Minnesota’s 2FG% Dooms Them at Nebraska

Minnesota’s 2FG% Dooms Them at Nebraska

Free throws (9/19 for 47.4%) get the attention from many, but they weren’t the primary issue in Minnesota’s loss at Nebraska.

Although the Gophers could have used some more made free throws in the 52-49, there were more important factors to them losing.

The biggest one factor was 2-point field goal shooting. Their mark of 25.0% (8/32) was the program’s worst performance going back at least five years. Had Minnesota made slightly less than the D-I average of their 2-point attempts (D-I average is approximately 47.5%; Minnesota averages better than 50.5% on the season), they would have scored an additional 14 points.

Free throw percentage is nearly irrelevant to a team winning or losing a basketball game.

At Nebraska, the Gophers were only 9/19 from the charity stripe, but they had three and-1’s and four chances thanks to Nebraska technical fouls. The team’s free throw points compared to possessions used were actually quite strong.

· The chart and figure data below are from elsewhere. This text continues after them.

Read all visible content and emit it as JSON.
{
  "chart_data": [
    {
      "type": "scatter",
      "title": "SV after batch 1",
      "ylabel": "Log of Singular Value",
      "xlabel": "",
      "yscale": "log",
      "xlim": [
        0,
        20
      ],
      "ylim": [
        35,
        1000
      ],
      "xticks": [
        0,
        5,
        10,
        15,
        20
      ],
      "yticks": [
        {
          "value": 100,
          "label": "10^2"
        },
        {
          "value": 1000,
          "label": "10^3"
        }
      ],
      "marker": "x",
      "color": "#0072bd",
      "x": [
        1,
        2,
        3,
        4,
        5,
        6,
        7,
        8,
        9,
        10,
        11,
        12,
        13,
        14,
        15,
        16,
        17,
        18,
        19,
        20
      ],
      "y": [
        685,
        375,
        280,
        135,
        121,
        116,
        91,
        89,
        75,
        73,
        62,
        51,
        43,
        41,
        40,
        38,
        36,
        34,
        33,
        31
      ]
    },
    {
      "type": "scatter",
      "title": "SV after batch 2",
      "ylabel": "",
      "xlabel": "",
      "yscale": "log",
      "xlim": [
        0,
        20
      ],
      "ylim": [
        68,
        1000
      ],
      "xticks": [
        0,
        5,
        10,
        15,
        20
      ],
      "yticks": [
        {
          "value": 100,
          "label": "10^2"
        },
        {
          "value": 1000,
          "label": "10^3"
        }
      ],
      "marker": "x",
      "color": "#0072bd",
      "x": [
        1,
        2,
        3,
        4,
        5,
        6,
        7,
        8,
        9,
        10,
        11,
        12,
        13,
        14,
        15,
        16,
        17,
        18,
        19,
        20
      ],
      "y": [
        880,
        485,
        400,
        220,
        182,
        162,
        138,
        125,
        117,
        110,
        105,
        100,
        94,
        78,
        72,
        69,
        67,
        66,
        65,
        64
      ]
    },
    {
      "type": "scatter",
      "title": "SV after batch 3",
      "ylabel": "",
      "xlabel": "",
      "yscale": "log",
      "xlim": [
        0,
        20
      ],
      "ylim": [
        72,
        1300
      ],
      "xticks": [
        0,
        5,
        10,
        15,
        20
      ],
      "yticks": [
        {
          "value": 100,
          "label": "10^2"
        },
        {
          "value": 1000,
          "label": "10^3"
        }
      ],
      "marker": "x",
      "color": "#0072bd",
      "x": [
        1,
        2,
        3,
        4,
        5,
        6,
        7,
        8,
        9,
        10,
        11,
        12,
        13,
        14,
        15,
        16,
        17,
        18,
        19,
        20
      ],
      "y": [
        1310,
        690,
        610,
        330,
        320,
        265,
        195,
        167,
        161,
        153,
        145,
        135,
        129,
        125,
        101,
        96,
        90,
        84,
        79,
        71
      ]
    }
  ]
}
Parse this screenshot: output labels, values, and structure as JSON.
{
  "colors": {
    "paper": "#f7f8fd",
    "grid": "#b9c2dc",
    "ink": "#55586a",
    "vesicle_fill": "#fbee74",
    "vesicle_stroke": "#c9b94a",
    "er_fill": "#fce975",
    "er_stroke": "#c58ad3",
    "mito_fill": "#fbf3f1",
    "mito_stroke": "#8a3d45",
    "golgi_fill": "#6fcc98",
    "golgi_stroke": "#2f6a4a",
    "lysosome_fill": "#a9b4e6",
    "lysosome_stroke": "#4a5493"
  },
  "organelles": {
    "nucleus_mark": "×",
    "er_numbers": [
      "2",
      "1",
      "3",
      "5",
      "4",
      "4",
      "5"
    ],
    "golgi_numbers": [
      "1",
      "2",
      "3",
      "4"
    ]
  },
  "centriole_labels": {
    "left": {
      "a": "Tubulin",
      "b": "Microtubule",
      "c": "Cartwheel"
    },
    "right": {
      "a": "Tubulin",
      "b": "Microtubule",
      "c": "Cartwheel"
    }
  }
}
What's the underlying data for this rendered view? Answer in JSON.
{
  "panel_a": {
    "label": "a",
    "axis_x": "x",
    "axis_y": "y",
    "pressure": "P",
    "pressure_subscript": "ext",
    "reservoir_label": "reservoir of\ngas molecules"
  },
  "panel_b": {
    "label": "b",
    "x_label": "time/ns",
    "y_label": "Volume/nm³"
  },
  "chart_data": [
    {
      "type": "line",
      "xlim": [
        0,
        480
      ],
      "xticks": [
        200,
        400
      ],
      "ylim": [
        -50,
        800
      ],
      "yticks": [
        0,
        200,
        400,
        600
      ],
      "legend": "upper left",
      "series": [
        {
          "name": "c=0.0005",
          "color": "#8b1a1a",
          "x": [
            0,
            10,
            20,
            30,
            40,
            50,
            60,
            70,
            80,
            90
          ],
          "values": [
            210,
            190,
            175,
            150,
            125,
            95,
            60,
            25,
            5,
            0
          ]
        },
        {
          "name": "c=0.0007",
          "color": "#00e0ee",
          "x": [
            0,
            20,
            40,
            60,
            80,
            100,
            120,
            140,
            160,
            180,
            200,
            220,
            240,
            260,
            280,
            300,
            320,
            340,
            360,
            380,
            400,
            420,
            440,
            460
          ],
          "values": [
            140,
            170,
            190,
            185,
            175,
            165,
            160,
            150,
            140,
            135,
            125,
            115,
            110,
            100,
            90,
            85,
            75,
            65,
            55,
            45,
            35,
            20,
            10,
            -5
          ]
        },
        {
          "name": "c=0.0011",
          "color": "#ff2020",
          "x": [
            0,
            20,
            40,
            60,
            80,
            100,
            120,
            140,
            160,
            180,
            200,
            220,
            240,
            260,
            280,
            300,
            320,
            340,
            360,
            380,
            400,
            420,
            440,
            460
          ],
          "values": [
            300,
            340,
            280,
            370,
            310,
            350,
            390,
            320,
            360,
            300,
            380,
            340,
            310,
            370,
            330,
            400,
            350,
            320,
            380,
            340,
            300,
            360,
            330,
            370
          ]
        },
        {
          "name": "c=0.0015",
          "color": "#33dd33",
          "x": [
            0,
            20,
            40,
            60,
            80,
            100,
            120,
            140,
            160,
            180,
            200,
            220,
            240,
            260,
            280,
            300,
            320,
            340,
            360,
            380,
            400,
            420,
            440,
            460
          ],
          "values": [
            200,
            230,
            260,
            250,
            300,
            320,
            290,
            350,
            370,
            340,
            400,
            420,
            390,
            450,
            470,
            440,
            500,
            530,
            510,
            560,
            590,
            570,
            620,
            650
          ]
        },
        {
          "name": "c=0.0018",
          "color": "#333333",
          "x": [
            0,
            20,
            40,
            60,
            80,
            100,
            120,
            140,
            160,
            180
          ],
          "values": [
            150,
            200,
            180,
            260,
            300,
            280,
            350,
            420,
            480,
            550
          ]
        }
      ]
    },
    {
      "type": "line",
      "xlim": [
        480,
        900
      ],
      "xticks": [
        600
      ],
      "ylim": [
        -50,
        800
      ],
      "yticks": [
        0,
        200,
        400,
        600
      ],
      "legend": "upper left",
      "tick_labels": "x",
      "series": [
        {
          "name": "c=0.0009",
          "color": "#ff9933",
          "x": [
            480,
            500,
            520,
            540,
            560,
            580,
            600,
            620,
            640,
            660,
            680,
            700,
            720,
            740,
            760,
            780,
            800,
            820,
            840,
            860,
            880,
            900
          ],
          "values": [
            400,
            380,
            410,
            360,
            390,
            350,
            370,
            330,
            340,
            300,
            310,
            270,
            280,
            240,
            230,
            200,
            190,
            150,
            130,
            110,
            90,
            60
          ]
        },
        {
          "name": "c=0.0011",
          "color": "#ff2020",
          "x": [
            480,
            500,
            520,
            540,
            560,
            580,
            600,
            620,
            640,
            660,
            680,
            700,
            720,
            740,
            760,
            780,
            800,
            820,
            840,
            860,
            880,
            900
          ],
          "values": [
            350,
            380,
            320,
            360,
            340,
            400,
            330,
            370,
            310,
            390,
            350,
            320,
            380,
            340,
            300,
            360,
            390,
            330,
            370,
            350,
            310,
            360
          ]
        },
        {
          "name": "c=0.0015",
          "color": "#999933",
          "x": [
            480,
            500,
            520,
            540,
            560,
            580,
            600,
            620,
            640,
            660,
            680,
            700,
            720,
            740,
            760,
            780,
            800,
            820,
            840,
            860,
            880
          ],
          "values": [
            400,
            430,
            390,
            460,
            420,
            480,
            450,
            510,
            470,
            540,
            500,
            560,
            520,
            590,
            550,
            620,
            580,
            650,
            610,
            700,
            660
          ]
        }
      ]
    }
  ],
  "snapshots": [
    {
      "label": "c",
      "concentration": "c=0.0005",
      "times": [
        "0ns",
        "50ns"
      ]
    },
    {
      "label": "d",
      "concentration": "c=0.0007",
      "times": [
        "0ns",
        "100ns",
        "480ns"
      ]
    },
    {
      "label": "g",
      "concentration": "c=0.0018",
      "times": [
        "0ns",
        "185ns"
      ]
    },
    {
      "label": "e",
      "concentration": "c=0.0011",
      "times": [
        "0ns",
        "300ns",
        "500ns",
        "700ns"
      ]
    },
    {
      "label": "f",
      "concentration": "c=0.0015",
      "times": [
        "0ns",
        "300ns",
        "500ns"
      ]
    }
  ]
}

Minnesota’s awful 0.74 points per possession would have been even worse had it not been for their performance at the line. It’s not a good sign when a 9/19 outing from the line helped your offense, but in this game it’s factual.

Had the Gophers made the D-I average at the line they would have scored an additional 4 points. Those points would have been nice to have, but they could have come from a number of places.

In addition to the record-setting 2FG% performance, Minnesota’s turnover rate of 24.2% was unusually high. Had they only turned the ball over at the D-I average and scored at the D-I average on those possessions (1.01 ppp), you could add another 3+ points to their total.

Meanwhile on defense the Gophers defense allowed Nebraska to make 13 of 23 or 56.5% of their 2-point attempts. This was the sixth consecutive game the Minnesota defense has allowed the opponent to shoot at least 50% 2FG%. Elliott Eliason would have helped to reduce the 56.5%, but he played only 3 minutes.

What’s the point of this rambling? It’s a reminder that this team needs to worry about what matters and what they can control the most. It’s also a reminder that no matter how many people try to say otherwise, free throw shooting should be nowhere near the top of the conversation.

By the way, tomorrow when Minnesota hosts Illinois it’ll be a match up between the Big Ten’s worst and best FT% teams in conference play this season.

Minnesota is ranked #14 in the Big at 61.7%. Illinois is #1 and has shot 83.3% from the line in conference games.

The Gopher offense (100.4 ppp), however, has been more efficient than Illinois (98.1 ppp). Indeed, if you’re worried about your offense there are far more important things to look at than free throw percentage.